🤖 AI Summary
This work addresses the challenge of low channel utilization in underwater acoustic networks caused by long propagation delays and node mobility, which jointly introduce significant spatiotemporal uncertainty. To overcome this limitation, the paper proposes MobiU-MAC, a range-free medium access control (MAC) protocol based on deep reinforcement learning that autonomously learns to maximize throughput under dynamic topologies and varying delays. The core innovation lies in the CHILL-STER algorithm: the CHILL-Return mechanism enables stable policy learning despite asynchronous delayed rewards, while the STER mechanism leverages spatiotemporal experience replay to cope with topological perturbations. Theoretical analysis confirms that the algorithm converges to an optimal policy without requiring ranging information. Experimental results demonstrate that MobiU-MAC significantly outperforms existing deep reinforcement learning–based MAC protocols in complex underwater environments, effectively exploiting the system’s maximum delay bound while eliminating ranging overhead.
📝 Abstract
Long propagation delays in underwater acoustic networks (UWANs) cause spatio-temporal uncertainty, constraining channel utilization in medium access control (MAC) protocols. Node mobility within autonomous underwater vehicle scenarios exacerbates these challenges by introducing dynamic propagation delays and varying spatial topologies. We present MobiU-MAC, a deep reinforcement learning (DRL)-based MAC protocol for mobile node access in UWANs that maximizes throughput via autonomous learning. MobiU-MAC incorporates CHILL-STER, a novel DRL algorithm optimized for UWANs that is both ranging-free and delay-robust. CHILL-STER employs a credit horizon-limited $λ$-return (CHILL-Return) mechanism to achieve stable learning under asynchronous delayed rewards, while the companion spatio-temporal experience replay (STER) mechanism addresses topological changes arising from node mobility.

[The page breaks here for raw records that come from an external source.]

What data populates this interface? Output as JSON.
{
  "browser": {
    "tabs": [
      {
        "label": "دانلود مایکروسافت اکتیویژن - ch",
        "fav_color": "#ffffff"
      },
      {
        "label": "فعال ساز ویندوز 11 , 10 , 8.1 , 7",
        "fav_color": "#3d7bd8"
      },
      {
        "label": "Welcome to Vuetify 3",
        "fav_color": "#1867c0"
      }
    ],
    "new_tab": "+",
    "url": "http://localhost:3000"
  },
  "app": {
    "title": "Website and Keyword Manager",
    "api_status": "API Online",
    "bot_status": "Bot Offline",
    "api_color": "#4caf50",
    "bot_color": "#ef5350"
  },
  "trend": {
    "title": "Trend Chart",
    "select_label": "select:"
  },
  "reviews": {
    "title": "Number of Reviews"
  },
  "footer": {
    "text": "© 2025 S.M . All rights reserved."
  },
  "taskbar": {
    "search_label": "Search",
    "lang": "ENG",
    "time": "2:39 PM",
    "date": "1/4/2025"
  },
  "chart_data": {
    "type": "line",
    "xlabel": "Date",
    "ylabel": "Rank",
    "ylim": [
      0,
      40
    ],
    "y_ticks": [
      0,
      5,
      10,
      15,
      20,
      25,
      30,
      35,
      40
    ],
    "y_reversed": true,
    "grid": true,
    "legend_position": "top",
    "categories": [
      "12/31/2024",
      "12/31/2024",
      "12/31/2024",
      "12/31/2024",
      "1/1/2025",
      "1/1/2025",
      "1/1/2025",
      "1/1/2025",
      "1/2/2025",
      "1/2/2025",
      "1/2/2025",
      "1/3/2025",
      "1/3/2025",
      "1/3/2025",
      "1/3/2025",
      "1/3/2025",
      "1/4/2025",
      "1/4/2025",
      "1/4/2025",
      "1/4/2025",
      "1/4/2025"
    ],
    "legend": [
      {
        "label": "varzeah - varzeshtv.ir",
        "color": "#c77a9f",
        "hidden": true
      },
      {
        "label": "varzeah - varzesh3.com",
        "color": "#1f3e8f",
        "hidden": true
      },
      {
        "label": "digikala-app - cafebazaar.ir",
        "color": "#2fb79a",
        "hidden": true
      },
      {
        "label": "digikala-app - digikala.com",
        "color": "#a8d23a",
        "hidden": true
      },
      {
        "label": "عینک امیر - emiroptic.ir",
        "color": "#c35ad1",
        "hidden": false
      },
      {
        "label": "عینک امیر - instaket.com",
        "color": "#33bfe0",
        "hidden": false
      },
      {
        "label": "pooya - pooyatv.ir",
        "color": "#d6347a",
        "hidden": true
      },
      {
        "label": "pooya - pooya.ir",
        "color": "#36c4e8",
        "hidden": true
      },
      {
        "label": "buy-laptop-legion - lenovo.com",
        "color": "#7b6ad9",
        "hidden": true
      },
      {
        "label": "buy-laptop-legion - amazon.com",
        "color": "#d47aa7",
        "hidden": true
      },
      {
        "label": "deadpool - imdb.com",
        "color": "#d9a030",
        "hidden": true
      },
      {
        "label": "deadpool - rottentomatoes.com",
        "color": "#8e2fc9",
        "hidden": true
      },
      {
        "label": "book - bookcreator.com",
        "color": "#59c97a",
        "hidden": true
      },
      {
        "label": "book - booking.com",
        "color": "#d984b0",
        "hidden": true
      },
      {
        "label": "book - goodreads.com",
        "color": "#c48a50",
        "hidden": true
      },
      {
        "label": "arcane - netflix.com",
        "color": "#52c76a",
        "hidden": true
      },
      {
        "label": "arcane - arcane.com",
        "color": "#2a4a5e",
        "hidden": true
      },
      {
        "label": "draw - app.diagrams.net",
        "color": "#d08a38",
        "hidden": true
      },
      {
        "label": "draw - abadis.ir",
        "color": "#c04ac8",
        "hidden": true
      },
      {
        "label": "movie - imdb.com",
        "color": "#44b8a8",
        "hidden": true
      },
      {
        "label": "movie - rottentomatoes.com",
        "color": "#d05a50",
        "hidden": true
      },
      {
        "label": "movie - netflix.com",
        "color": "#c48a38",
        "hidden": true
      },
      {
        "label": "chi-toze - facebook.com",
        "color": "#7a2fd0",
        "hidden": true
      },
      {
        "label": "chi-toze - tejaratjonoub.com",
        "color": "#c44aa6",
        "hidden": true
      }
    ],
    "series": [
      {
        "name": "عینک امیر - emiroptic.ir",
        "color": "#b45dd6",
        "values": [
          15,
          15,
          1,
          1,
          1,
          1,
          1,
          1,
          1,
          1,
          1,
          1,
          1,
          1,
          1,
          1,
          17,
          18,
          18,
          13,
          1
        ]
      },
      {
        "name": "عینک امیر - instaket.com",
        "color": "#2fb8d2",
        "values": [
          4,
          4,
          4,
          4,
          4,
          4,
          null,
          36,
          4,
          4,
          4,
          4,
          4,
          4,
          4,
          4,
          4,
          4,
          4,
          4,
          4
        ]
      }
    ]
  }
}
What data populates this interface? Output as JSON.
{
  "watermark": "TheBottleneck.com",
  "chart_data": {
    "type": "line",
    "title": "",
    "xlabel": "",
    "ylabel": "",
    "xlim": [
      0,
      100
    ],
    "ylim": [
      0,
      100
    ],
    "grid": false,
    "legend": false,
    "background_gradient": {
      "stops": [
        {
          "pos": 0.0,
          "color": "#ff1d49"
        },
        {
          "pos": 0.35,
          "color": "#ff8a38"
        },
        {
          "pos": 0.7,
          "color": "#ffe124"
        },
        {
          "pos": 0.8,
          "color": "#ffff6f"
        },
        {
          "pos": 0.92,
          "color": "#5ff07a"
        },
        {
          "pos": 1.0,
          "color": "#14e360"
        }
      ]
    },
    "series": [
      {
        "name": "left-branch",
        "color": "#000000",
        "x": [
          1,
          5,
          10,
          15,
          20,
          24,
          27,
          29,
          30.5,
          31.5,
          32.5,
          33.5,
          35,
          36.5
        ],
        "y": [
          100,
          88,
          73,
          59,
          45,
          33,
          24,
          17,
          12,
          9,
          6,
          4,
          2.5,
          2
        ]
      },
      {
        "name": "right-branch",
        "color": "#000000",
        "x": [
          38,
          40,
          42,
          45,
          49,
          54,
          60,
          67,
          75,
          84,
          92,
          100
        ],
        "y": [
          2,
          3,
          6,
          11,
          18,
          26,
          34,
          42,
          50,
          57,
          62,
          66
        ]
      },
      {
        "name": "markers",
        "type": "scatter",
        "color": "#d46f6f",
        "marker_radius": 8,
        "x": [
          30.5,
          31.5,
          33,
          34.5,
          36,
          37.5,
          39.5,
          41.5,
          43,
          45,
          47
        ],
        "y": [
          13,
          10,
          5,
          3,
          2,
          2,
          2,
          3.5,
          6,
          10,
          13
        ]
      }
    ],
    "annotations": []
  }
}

This work also demonstrates theoretically that DRL attains optimal policy learning equivalent to a standard Markov decision process under long propagation delays without requiring ranging. Performance evaluations indicate that MobiU-MAC outperforms existing DRL-based MAC protocols for UWANs by leveraging the maximum system delay boundary without ranging overhead, supporting the effectiveness of the proposed theory and algorithm in complex underwater dynamic environments.